A sus 53 años, el ministro de Sanidad lleva 33 en política, diez de ellos como alcalde de la Roca del Vallès, un pueblo grande (10.650 habitantes) cuyo principal activo económico es el comercio textil. Siendo alcalde fue fichado por el Govern de José Montilla para la Dirección General de Infraestructuras en el segundo tripartito y, tras un breve paso por la empresa privada, volvió a la política para ocupar un destacado puesto en la fontanería del grupo municipal del PSC en el Ayuntamiento de Barcelona.

Fue en aquel puesto de la retaguardia donde Iceta se fijó en él. El hijo de Josep Illa y María Roca encarnaba varios de los valores con los que Iceta quería acometer la reconstrucción del PSC. Illa tenía mucha experiencia sin ser un dinosaurio, era buen negociador, con cierta fama de puño de acero, lealtad más que probada al partido, buen conocedor de la sociedad catalana y desacomplejadamente no soberanista. Iceta lo acabaría colocando al frente de la poderosa secretaría de Organización del PSC, donde lo acompañaría durante la última etapa de la travesía por el desierto de los socialistas catalanes hasta la actual fase de alternativa al Govern.

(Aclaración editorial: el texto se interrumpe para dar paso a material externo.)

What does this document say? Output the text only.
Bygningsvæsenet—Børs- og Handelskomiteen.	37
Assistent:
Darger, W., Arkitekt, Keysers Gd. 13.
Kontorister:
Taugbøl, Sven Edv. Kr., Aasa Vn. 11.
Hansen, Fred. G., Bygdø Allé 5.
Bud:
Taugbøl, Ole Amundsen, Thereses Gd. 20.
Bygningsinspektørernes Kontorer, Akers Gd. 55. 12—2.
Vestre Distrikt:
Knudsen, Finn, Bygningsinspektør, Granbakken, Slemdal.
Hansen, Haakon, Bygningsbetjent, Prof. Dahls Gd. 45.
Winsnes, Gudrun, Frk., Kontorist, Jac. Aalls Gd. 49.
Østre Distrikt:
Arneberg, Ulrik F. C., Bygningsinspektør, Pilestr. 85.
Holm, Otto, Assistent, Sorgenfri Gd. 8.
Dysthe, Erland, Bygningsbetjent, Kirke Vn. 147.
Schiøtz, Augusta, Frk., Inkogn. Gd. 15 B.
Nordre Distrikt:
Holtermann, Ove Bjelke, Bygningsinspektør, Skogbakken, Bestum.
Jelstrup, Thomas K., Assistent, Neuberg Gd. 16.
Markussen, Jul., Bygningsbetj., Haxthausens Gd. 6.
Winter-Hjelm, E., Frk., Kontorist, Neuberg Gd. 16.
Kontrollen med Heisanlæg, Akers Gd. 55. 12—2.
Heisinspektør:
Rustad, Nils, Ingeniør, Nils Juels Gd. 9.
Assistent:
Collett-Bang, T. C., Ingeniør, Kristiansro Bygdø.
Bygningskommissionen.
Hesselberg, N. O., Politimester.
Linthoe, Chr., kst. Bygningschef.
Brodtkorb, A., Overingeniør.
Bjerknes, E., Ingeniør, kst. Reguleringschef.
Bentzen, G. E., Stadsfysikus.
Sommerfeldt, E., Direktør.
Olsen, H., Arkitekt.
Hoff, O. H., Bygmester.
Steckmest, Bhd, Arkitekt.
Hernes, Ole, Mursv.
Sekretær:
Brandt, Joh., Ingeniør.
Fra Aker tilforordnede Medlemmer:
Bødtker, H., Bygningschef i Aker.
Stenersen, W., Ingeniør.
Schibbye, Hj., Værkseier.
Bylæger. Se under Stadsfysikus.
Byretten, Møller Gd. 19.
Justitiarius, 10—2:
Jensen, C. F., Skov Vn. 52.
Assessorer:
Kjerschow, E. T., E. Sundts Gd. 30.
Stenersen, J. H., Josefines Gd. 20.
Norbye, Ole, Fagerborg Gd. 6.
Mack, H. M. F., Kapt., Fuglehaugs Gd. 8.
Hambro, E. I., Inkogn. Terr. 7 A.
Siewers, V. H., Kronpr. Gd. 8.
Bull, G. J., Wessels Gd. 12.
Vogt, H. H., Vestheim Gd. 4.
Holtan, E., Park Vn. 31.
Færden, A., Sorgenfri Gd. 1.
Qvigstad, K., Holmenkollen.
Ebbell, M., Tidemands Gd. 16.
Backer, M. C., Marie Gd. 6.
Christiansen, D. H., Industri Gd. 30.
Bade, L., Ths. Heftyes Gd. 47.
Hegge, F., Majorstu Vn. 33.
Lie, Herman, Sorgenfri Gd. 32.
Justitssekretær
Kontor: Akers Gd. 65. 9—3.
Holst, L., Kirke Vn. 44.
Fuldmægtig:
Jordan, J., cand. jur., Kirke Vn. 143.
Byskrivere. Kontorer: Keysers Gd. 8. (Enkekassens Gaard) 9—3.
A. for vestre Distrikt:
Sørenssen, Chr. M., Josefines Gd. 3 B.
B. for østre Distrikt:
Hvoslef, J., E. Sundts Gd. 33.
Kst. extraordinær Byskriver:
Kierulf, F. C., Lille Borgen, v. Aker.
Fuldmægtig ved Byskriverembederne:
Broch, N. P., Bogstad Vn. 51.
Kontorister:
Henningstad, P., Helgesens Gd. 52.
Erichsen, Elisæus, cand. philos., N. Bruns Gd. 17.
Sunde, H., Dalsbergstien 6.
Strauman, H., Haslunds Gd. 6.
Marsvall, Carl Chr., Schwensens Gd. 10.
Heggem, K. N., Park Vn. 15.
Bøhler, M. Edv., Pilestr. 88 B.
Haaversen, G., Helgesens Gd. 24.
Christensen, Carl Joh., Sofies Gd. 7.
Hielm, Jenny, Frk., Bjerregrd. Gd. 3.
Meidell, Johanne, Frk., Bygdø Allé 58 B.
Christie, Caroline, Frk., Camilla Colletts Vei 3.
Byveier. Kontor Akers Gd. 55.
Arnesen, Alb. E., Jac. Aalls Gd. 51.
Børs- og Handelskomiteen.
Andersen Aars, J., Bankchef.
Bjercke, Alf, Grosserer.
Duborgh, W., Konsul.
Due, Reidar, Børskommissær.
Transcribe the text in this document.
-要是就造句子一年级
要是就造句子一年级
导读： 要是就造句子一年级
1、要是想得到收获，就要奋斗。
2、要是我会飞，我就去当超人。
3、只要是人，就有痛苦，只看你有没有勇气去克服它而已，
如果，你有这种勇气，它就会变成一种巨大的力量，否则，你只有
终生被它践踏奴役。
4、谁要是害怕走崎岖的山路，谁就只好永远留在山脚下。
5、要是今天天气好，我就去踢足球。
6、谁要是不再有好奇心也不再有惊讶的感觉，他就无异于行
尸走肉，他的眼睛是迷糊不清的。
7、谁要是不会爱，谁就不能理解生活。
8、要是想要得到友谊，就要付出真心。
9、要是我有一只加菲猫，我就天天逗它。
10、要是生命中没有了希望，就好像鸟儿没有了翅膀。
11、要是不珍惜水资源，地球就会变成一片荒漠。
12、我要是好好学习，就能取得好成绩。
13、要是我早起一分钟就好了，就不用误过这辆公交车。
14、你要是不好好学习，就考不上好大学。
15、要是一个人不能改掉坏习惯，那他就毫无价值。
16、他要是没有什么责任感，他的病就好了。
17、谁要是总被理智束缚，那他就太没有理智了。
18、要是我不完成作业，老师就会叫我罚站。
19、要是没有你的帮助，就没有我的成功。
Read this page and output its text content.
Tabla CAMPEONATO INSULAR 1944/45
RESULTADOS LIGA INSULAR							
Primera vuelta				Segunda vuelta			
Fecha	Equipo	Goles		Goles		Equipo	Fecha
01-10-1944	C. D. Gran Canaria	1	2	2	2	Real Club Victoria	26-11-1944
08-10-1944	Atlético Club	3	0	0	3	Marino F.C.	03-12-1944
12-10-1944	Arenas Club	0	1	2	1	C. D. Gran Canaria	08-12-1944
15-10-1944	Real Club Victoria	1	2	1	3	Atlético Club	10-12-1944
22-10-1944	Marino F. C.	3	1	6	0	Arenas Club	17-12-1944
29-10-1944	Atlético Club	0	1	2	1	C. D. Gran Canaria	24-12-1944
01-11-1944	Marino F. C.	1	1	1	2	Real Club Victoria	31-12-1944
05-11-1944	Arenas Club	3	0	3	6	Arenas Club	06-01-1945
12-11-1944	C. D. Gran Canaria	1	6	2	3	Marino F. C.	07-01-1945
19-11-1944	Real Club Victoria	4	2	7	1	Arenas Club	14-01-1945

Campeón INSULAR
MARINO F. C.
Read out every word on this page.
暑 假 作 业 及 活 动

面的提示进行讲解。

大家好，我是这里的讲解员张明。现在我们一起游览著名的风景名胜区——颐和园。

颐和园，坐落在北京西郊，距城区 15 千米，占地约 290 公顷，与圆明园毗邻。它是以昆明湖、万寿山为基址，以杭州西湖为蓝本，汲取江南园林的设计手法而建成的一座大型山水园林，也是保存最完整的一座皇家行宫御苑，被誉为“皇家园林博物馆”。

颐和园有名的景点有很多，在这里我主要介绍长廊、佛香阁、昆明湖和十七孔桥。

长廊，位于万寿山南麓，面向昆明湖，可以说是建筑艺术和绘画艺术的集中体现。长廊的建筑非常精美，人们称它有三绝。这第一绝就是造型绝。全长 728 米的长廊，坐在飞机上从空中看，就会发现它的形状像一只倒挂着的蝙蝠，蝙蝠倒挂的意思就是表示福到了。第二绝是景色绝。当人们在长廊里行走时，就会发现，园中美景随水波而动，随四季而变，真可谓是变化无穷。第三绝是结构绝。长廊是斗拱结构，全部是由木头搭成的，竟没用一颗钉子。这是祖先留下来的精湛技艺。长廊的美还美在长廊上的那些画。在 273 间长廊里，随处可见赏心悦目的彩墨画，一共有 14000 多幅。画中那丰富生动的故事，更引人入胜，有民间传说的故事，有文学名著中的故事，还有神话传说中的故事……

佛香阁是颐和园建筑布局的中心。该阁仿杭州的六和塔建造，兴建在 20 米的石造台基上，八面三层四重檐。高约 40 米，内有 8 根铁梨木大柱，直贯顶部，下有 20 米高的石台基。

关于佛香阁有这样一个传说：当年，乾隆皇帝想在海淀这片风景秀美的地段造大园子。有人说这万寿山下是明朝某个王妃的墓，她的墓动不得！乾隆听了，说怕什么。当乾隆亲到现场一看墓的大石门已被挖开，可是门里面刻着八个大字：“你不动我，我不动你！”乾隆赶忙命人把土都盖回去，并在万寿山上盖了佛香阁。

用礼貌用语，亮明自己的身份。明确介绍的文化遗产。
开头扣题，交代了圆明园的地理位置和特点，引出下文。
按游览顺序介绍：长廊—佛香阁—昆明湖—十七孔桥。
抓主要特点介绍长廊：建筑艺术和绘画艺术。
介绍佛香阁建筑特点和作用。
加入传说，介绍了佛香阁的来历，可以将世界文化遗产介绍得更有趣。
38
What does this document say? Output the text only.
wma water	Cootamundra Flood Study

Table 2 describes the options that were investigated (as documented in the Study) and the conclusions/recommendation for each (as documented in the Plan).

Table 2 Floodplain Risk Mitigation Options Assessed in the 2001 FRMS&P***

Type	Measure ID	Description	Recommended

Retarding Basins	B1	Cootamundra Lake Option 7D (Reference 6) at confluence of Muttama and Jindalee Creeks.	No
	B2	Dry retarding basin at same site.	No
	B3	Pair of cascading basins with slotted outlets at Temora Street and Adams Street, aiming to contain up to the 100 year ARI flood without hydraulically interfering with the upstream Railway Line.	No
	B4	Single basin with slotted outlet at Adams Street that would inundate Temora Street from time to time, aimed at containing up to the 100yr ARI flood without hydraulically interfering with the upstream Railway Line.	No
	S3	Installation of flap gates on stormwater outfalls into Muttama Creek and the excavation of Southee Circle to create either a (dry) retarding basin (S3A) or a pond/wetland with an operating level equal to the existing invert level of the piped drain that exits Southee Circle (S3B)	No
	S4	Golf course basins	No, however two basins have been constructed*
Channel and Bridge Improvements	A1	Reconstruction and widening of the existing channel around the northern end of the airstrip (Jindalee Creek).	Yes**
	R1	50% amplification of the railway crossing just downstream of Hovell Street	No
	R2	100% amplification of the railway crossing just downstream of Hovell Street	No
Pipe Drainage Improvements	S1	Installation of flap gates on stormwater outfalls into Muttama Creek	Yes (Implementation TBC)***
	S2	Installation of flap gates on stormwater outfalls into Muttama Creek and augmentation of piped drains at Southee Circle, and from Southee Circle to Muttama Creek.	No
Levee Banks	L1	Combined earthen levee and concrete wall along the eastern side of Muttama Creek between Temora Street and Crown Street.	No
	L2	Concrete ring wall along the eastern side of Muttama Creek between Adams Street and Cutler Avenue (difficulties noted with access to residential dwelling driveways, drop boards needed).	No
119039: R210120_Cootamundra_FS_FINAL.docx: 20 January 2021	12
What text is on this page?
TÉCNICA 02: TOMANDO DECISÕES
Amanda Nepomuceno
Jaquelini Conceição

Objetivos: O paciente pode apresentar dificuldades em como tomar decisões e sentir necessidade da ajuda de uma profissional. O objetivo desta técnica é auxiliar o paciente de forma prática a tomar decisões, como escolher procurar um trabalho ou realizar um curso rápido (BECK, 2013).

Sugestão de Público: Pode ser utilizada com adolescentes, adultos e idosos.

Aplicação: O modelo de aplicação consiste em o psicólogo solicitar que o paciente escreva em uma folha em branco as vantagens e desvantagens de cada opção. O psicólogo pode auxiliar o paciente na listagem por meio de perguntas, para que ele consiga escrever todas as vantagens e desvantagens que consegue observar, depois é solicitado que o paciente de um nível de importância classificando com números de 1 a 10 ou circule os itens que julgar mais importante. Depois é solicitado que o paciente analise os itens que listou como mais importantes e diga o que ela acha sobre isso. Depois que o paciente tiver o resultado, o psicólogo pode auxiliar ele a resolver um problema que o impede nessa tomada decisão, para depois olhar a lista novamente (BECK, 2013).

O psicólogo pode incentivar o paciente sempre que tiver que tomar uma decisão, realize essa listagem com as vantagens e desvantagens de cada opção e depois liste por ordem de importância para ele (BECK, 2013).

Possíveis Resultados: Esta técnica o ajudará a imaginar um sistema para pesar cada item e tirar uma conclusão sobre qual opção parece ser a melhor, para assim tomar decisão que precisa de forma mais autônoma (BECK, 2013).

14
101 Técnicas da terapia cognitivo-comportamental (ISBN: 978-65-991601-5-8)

Pero su bagaje político va mucho más allá del currículum y ha quedado impreso en su carácter. El socialista ha sorprendido en las ruedas de prensa por su talante siempre sereno y sus nervios de acero. Illa se equivoca, como cuando dio paso al ministro de Transportes para contestar una pregunta sobre el cierre de fronteras, competencia de Interior, pero nunca pierde los papeles.

Esos mismos reflejos de negociador mostró cuando evitó el cuerpo a cuerpo con el president de la Generalitat, después de que este se lanzara en la BBC a cuestionar el confinamiento impuesto por el Gobierno. La ministra de Defensa, Margarita Robles, saltó con dureza contra Torra, pero Illa prefirió contemporizar, sabedor de que una de las principales funciones de un ministro de Sanidad es mantener la mejor relación posible con las comunidades autónomas. El propio Iceta ha destacado el buen entendimiento que el titular de Sanidad mantiene con la consellera catalana, la republicana Alba Vergés.

Y eso que la polémica entre las autonomías y el Ministerio ha sido una constante desde el inicio de la crisis. La decisión del Gobierno de centralizar la compra del material sanitario y su reparto ha abierto querellas con prácticamente todos los gobiernos autonómicos que no están en manos socialistas, e incluso con algunos de los propios. Pero, de nuevo, las dotes políticas de Illa, pese a que no le permitan contestar a preguntas técnicas sobre los medicamentos más adecuados contra un virus del tipo ARN, sí le han servido para lidiar con las críticas de los responsables territoriales.

La gestión de una crisis sanitaria que impone una declaración de alarma siempre es un material explosivo para cualquier político. Pese a eso, los gobiernos de algunos de los países más afectados por el coronavirus, como el italiano, han acabado ganando un crédito popular que no tenían al inicio de la pandemia. No es el caso del Ejecutivo de Pedro Sánchez que, por el momento, no da muestras de salir reforzado del estado de alarma según sondeos recientes como el de Metroscopia. Pero si alguna característica tienen las crisis, y esta en concreto, es la imprevisibilidad. Nadie sabe cómo saldrán los españoles de sus casas ni cómo lo hará el Gobierno del estado de alarma. Tampoco si al ministro de Sanidad le bastarán sus dotes políticas para sobreponerse al reinado de los técnicos.